Le changement d'appellation de l'UMP était soumis jeudi et vendredi au vote des militants. Le nouveau nom a été approuvé à 83,28%, d'après un communiqué. Seuls 16,72% des adhérents s'y sont opposés. Les militants approuvent également à 96,34% les nouveaux statuts et à 94,77% la composition du nouveau bureau politique. La participation n'est cependant que de 45,74%, soit 97 440 votants sur les 213 030 militants appelés à voter. 

Nouveau nom et nouveau sigle

L'"appel", lancé par l'ex-président et relayé sur son compte Twitter, est présenté dans un cadre tricolore et surmonté du sigle du nouveau parti, un R stylisé, lui aussi bleu, blanc et rouge.

Le texte se poursuit par une anaphore, figure de style chère à François Hollande qui consiste à répéter une même expression en début de phrase.

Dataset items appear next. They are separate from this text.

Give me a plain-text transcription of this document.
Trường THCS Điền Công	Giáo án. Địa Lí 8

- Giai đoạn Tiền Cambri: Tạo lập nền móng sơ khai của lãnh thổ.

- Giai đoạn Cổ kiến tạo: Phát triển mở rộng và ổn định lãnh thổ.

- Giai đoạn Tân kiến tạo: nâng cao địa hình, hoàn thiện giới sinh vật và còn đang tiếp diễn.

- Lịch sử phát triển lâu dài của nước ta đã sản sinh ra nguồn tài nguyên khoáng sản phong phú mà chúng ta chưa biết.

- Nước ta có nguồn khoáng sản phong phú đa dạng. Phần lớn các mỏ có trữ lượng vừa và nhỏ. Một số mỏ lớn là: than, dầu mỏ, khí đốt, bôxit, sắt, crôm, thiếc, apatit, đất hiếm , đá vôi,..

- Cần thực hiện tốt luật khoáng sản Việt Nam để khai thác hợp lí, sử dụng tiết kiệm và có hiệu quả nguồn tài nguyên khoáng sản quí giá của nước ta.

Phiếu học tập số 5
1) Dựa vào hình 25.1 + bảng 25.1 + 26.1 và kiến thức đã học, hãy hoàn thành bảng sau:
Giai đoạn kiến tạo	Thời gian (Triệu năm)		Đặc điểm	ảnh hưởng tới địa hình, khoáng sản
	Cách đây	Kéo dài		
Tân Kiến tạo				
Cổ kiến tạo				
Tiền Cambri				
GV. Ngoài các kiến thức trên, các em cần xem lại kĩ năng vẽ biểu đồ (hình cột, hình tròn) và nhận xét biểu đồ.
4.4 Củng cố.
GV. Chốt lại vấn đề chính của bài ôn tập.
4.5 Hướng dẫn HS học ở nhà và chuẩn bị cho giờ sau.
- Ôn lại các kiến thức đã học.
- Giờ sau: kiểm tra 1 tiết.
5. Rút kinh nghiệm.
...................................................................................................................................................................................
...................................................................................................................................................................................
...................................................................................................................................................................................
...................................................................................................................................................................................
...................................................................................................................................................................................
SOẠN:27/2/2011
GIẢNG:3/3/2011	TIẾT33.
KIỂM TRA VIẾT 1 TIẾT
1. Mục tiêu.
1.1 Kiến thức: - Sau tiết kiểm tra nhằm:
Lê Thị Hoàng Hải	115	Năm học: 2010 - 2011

Sarkozy manie l'anaphore comme Hollande

"'Républicains', ce n'est pas seulement le nouveau nom d'un parti (..) 'Républicains', c'est le nom de ceux qui préféreront toujours la liberté (...) 'Républicains', c'est ainsi que se nomment celles et ceux qui se battent pour l'émancipation de la personne humaine et pour le droit des peuples à disposer d'eux-mêmes (...) 'Républicains', c'est ainsi que se nomment celles et ceux pour qui le combat contre le fanatisme et l'intégrisme, contre l'obscurantisme et la déraison, contre la barbarie et la sauvagerie qui menacent toute forme de civilisation dans le monde, est au-delà de la droite et de la gauche."


Nicolas Sarkozy conclut par un ultime appel : "La République a besoin de chacune et de chacun d'entre vous (...) Unissons-nous."